Herman Liebhafsky, GE chemist
In the 1930s alternatives to natural rubber were desperately needed. Uses for rubber were increasing, but the supply—trees grown mostly in Asia—was literally being tapped out. Soon World War II made it impossible to obtain natural rubber. However, synthetic rubber had been around for a few decades. Russian Sergey Lebedev made the first fake, butadiene rubber (BR), in 1910. Since then scientists had been in a race, either to make bulk quantities of BR faster and cheaper or to discover the next great fake.
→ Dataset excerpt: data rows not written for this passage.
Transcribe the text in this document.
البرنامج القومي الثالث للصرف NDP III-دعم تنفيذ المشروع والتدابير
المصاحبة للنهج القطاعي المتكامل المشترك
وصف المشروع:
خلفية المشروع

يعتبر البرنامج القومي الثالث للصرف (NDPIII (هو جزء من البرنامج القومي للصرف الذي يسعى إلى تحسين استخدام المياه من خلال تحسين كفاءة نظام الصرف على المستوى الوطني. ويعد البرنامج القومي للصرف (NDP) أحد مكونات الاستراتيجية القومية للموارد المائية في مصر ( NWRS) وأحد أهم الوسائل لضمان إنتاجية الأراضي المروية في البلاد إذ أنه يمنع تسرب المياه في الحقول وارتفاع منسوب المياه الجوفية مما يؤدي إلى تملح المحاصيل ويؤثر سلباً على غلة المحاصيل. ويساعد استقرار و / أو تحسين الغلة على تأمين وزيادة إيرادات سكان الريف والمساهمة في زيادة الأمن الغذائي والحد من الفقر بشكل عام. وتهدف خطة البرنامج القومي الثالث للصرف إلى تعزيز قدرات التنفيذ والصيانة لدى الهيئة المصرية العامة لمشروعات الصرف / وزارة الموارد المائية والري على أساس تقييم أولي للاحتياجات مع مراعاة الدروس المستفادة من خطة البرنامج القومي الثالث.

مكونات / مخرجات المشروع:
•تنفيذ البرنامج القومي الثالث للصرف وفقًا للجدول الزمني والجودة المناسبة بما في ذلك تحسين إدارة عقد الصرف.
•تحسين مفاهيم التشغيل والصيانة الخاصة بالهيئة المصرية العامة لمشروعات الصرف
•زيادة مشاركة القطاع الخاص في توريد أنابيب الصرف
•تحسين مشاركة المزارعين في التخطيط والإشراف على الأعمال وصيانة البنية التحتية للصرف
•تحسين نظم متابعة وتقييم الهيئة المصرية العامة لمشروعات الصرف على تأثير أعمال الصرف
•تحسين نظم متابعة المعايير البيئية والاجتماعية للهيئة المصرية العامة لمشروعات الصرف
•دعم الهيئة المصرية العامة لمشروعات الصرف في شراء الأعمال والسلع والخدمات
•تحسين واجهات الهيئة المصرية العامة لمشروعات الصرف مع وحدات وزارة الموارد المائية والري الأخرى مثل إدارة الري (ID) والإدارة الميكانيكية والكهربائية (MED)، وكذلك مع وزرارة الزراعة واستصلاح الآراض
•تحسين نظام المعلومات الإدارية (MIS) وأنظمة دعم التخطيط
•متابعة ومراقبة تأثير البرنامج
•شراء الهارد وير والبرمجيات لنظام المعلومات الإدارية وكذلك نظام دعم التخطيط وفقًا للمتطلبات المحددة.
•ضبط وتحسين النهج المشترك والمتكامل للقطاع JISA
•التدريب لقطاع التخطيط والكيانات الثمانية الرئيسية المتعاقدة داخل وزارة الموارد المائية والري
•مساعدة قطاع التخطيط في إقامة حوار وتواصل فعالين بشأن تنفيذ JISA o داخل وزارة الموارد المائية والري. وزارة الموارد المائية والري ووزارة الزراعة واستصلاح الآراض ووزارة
That fake turned out to be the silicone rubber of American Eugene Rochow (1909-2002). Within five years of his first day at General Electric's (GE) Research Laboratory, Rochow made one of the most important materials of the modern age—silicon rubber (SR). A unique fake, Rochow's rubber was the first with no carbon-carbon bonds. In their place were silicon- carbon bonds, giving SR unique properties.
Scaling up Rochow's SR recipe would not be easy. Disposal or recycling of its by-products was tricky, one ingredient was flammable, and another ingredient was controlled by a rival company. Within the year Rochow had a better SR recipe. From Rochow's work sprang the SR industry, which by the end of the twentieth century was producing nearly three million metric tons of SR and its derivatives per year.